Source: Environmental Pillar
Environmental groups are calling on the government to tax environmentally damaging practices to change behaviour and raise government revenue.
Three simple measures, a levy on single-use items, a levy on the aggregates, and a levelling of the excise duty on petrol and diesel, would net the government in the region of €415m every year.*
And these measures are achievable as they are policies that are already in place by other European countries.
In a Budget Submission released today the Environmental Pillar, which is an advocacy coalition of 28 environmental groups, is calling on the government to broaden the tax base and move taxation away from income and onto consumption.
In addition to the call for tax reform to limit environmentally harmful practices the Environmental Pillar is also calling for the following measures to improve our environment and promote a more sustainable future with people and the environment as its core.
- Incorporate the legally binding Polluter Pays Principle into all aspects of the taxation policy
- Tax environmental bads and remove subsidies that have negative impacts on the environment
- Greening the VAT system
- Increase Capital Expenditure that focuses on climate mitigation and adaptation actions, e.g. public transport and modal shifts, and habitat restoration including peatlands
- Introduce new mandatory feed-in tariffs for the purchase of electricity from domestic and community renewable energy sources
- Restore the Environment Fund to at least its 2008-2010 level of c.€60m pa by introducing new polluter-pays levies
- Allocate 16% of the National Lottery funds to the Natural Environment with a focus on its protection and restoration which would boost employment in rural Ireland.
Mindy O’Brien, spokesperson for the Environmental Pillar said:
“If we want to build a sustainable future our Budget needs to do more than just raise taxes. It needs to change behaviour and the behaviour of business as well.
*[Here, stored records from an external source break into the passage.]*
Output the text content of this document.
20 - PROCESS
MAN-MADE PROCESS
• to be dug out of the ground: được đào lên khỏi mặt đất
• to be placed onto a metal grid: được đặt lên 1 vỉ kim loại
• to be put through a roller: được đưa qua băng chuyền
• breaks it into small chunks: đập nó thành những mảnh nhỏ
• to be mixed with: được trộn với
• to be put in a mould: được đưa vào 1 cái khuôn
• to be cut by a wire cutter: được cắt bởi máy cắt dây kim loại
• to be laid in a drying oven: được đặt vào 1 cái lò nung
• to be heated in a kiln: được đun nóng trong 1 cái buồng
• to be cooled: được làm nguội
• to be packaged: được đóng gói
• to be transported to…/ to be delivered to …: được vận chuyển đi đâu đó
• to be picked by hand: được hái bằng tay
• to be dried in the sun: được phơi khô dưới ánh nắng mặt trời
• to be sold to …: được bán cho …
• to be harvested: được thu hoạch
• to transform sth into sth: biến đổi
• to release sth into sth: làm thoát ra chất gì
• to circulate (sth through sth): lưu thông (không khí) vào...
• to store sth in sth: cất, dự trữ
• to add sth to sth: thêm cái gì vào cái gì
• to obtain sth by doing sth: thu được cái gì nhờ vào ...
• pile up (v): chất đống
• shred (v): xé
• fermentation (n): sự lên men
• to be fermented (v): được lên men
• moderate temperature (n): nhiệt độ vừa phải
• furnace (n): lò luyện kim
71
“What we are proposing is a shift in the thinking around tax in Ireland. We know that certain practices are not sustainable in the long term and if we act now to change the way people and business work then the transition to a sustainable future will be significantly easier.
“Every year we delay laying out our vision for the future of our country, the less we will be able to cope in a low carbon society. This future is coming whether the government wants to admit it or not. If we want our fleet of cars to be majority electric in ten years then we must bed in the incentives now, if we want less waste in five years’ time then we need to make it less profitable for businesses to generate it.
“Ireland needs to protect its ecological assets which are at the core of our long-term wealth, health and well-being. Greening the entire economy will be a driver for competitiveness, security of supply, including energy independence, and for sustainable employment.”
The suggestion of a levy on single-use items would be applied on disposable plastic food wrapping or containers, aluminium foil and disposable utensils. A similar scheme is in place in Belgium and Denmark.
The aggregates levy would be a tax on every tonne of sand, gravel, crushed stone or other aggregates extracted from the ground or lifted from the surface and used in construction. A rate of €2.50 per tonne would mirror the UK tax and would encourage the recycling of construction and demolition waste.
The plan to level the excise on motor fuel by increasing the price of diesel to match petrol is based on the idea that diesel emits 15.5% more greenhouse gases than petrol so an incentive to use it is not justified. The OECD have recommended equalising the rate.
* This figure is based on: 1. Matching the aggregates levy as the UK which would deliver around €80m per annum to the Irish economy. 2. Bringing the excise duty on diesel to the same level as petrol which would bring in close to €330m. 3. A single-use disposables tax similar to Belgium which made around €15m in 2010 worked out conservatively per capita would take in around €5m.